Видимо, она невольно издала какой-то звук, потому что Наталья, встревожившись, взглянула ей в лицо.
— Что, Зина?
— Ничего. Душно.
— Выйдем?
Она кивнула, и они поспешили выйти из ложи. Сестры хотели ехать домой, но Зинаида неожиданно сказала, что прогуляется. Разумеется, одна.
Пожав плечами, Тата с Натой уехали, а Зинаида направилась в скверик перед театром, села на лавочку и стала смотреть на памятник Екатерине Второй. Среди фигур, окружавших императрицу, ей больше всего нравился Потемкин. Что-то было в его фигуре насмешливо-ерническое. Вот, дескать, вам!
Она сидела так почти час, а потом встала и торопливо направилась к служебному выходу из театра.
Она почти дошла, как вдруг — хорошо, что не успела выйти из тени деревьев — увидела надворного советника Кружилина. Он тоже ожидал кого-то, и, кажется, она знала, кого именно.
Через несколько минут в сопровождении нескольких актеров и актрис вышла Стравинская. Подъехал таксомотор, какой-то тучный господин усадил Инну и, кряхтя, залез следом. Автомобиль фыркнул и покатил в сторону Гостиного двора.
Когда шум мотора затих, а актеры разошлись, Кружилин вышел из кустов и, оглянувшись, — Зинаида резко отпрянула в тень — двинулся по направлению к улице Росси, что начиналась прямо за театром.
Она хотела проследить за ним, совершенно упустив из виду опасность, которая ее ожидала, но что-то подсказало: бесполезно.
И она остановилась.
В голове было так пусто, что аж звенело. Так же, как тогда, замерев от ужаса, не в силах оторваться, она смотрела, как он вырезает ножом кровавый знак. А кровь все стекает и стекает по мертвенно-белому растерзанному телу.
Серая обезьяна.
Зинаида сжала зубы и заставила звон исчезнуть. Хватит носить это в себе и даже через тридцать лет продолжать расплачиваться за тот липкий страх.
Серая обезьяна.
Есть лишь один способ избавиться от него навсегда.
И теперь — только теперь — она поняла, как следует поступить.
Потом Зинаида так и не вспомнила, как добралась до дома. Пару дней даже казалось, что она серьезно заболеет, но что-то зреющее в ней не позволило уйти в болезнь. Заболеть — значит, спрятаться. Довольно она пряталась. Больше не позволит владеть собой этому жуткому страху.
Шестое июня выдалось пасмурным. Тучи громоздились над городом, и стало очевидно, что серой обезьяне можно радоваться. Гроза — а она точно будет — станет его триумфом. То есть может стать, если что-нибудь не помешает. Или кто-нибудь.

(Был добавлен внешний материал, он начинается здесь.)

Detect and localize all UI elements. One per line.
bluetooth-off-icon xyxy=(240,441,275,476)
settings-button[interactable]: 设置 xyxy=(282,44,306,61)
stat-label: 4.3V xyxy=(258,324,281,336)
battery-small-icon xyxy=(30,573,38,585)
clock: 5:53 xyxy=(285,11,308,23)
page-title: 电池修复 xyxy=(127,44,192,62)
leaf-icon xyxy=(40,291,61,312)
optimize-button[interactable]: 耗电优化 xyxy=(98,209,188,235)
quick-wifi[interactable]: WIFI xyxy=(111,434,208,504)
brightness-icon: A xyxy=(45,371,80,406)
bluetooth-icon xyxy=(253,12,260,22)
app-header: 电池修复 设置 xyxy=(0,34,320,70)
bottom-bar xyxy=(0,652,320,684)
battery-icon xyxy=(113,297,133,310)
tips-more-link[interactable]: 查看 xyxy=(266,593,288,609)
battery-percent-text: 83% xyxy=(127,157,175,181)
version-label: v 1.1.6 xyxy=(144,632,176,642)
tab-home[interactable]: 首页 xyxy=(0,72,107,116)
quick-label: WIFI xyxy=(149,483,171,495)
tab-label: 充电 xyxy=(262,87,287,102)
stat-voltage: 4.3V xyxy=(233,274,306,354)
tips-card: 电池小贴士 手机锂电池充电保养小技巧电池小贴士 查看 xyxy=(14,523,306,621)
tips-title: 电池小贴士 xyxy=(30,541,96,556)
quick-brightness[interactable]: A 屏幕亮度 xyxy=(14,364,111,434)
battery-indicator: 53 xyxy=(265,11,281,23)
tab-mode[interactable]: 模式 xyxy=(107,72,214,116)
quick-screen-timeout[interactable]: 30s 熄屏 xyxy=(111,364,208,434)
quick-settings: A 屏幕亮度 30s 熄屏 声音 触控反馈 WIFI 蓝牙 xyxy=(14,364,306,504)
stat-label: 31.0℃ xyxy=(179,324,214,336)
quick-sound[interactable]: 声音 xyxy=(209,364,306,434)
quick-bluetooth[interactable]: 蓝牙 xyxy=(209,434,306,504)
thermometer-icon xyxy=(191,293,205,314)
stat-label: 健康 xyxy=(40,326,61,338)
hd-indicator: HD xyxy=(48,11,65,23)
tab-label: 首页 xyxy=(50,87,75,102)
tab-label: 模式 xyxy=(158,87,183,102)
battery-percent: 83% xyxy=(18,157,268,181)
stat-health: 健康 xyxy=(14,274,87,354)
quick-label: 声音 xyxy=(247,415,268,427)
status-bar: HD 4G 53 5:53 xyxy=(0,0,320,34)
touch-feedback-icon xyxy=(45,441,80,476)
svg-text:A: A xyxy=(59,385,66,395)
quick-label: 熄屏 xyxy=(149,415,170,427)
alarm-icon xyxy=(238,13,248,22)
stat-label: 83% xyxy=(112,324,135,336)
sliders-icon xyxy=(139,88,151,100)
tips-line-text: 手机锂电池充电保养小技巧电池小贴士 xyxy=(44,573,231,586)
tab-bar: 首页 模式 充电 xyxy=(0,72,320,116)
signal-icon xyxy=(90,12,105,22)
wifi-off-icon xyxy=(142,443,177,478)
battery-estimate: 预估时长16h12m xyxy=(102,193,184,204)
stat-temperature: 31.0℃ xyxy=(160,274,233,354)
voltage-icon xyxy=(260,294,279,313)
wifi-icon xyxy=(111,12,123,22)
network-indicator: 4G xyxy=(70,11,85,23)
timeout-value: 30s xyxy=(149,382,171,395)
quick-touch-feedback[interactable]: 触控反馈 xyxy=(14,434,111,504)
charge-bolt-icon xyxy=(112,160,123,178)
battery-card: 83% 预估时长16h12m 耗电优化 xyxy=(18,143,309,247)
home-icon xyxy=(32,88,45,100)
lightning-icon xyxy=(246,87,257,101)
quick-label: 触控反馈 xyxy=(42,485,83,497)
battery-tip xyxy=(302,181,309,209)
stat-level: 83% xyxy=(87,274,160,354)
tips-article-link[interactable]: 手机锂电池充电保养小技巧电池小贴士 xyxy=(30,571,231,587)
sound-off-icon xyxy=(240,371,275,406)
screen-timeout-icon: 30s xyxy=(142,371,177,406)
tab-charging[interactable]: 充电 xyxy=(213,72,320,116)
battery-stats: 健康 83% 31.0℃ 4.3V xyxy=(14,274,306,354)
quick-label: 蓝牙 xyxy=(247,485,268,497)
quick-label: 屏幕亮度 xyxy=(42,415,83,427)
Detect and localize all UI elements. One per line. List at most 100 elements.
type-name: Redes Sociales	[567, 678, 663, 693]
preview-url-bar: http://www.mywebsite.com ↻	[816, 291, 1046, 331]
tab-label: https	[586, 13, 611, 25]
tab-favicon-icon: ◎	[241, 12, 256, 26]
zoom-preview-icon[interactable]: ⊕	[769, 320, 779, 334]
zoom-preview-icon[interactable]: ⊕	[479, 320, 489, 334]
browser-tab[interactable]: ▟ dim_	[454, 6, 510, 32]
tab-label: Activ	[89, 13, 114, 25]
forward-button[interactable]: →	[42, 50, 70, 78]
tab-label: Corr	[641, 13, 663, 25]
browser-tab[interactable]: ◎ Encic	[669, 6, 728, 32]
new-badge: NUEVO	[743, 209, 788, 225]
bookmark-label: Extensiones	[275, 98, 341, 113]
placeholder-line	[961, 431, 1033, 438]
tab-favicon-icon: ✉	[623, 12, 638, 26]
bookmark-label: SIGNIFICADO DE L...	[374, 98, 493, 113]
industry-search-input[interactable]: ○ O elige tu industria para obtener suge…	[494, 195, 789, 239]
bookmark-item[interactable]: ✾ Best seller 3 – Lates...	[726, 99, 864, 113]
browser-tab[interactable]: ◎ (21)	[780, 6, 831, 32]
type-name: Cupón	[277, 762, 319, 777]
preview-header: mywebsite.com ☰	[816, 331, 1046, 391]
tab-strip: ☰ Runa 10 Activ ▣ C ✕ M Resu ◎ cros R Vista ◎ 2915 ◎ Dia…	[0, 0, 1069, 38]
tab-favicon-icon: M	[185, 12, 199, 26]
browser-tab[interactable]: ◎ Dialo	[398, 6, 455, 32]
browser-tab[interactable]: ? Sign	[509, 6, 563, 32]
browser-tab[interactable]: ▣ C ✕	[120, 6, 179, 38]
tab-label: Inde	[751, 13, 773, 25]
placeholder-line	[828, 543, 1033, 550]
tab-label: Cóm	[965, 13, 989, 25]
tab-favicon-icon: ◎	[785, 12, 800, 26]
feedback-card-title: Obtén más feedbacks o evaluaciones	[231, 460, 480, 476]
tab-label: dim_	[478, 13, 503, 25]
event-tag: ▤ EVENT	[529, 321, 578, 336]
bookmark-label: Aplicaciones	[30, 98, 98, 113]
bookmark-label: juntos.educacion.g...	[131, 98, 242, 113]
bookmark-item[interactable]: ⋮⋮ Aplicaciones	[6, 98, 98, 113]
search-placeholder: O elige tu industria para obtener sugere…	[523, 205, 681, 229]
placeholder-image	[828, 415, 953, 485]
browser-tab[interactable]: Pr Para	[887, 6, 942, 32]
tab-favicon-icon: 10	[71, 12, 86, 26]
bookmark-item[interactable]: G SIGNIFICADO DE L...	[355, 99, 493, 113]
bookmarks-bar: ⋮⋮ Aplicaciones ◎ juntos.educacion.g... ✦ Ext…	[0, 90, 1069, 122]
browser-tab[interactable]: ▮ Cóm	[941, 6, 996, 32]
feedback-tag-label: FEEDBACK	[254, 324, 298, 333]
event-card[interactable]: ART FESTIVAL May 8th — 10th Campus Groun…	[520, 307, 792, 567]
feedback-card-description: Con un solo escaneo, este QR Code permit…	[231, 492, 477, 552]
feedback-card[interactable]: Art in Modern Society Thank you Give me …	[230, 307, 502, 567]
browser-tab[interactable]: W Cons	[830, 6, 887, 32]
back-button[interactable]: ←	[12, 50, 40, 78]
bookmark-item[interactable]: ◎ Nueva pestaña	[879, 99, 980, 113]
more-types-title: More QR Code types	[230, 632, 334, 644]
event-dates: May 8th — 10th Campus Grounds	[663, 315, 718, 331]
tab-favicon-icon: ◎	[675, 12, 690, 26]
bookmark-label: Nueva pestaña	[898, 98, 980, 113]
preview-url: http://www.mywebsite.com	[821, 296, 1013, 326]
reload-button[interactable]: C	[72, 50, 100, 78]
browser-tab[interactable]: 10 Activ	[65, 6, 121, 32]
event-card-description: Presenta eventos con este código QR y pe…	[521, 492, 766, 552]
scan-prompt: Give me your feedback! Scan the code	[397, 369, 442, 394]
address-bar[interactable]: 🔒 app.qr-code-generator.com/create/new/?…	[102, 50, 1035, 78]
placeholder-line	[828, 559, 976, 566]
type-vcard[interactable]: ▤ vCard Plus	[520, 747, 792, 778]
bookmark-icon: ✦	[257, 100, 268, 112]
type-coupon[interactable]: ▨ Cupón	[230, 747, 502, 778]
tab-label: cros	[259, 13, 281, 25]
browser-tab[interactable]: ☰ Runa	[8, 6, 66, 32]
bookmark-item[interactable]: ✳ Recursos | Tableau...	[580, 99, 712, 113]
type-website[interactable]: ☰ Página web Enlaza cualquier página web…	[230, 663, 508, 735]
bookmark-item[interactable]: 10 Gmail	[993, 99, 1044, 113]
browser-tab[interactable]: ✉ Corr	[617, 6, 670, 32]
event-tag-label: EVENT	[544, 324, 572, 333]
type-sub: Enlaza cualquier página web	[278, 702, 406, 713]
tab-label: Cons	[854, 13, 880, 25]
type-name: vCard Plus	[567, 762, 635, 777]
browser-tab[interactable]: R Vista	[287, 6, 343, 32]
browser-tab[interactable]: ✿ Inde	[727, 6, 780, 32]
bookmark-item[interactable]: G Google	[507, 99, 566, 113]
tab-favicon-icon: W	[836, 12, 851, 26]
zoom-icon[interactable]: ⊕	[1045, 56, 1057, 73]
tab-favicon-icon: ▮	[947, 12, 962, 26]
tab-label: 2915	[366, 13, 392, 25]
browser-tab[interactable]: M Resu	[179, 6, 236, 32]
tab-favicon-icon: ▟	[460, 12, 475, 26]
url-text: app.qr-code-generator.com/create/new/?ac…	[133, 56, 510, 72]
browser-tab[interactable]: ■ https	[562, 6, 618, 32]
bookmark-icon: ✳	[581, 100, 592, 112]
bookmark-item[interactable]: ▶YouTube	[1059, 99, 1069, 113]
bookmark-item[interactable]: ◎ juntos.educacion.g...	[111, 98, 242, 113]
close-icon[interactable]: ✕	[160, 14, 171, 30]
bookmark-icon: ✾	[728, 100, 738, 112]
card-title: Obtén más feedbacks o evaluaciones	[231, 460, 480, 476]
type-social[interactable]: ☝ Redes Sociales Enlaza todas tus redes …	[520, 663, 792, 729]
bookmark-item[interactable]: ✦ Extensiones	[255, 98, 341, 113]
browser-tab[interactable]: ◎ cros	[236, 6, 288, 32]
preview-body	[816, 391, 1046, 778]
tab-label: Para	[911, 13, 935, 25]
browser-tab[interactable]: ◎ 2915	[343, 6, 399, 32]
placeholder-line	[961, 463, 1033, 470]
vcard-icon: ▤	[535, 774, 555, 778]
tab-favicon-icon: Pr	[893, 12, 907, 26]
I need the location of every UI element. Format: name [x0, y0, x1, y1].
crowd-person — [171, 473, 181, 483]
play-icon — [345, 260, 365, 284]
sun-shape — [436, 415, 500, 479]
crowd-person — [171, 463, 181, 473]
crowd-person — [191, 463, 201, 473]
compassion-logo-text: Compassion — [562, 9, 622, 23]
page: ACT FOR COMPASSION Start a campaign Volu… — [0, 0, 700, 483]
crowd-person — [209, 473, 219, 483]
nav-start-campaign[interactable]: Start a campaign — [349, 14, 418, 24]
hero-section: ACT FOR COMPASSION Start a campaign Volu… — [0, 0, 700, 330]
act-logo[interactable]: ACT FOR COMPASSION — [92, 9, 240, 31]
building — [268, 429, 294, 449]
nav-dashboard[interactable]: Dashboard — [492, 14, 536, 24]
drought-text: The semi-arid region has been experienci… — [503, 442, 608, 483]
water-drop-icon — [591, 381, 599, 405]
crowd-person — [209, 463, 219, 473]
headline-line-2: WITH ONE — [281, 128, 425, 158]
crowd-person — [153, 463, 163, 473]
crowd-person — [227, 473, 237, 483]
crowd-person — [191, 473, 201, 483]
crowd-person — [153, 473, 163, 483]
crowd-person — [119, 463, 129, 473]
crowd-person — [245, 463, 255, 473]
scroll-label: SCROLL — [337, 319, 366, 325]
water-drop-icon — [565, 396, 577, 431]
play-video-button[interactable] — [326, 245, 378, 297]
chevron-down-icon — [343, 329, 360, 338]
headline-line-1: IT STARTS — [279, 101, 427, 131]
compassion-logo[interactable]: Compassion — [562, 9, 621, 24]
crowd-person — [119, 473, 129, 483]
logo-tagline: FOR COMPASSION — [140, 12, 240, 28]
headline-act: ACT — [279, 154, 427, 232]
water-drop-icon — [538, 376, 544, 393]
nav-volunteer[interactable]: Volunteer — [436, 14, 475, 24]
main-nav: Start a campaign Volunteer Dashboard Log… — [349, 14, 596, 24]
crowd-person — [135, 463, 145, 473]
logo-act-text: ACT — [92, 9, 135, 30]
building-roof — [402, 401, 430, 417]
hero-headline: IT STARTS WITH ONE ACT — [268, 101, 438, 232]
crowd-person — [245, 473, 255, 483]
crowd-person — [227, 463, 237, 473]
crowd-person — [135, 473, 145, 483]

Она прислушалась к себе и поняла, что готова. Совершенно.
Шестого спектакля не было, поэтому в театр Инна не поехала, а пошла с подругой по магазинам. Бог весть, что они собирались там купить, ведь из-за войны товары из Франции и Англии не завозились. О Германии и говорить нечего. Но женское неистребимое гнало их вдоль Невского несколько часов. В итоге никакого удовольствия от созерцания холщовых панталон, уже немодных, а потому никому не нужных корсетов и фланелевых ночных сорочек вместо батистовых они не получили, и у Инны разболелась голова. Они с подругой распрощались возле Аничкова моста, после чего Стравинская отправилась домой и прилегла отдохнуть.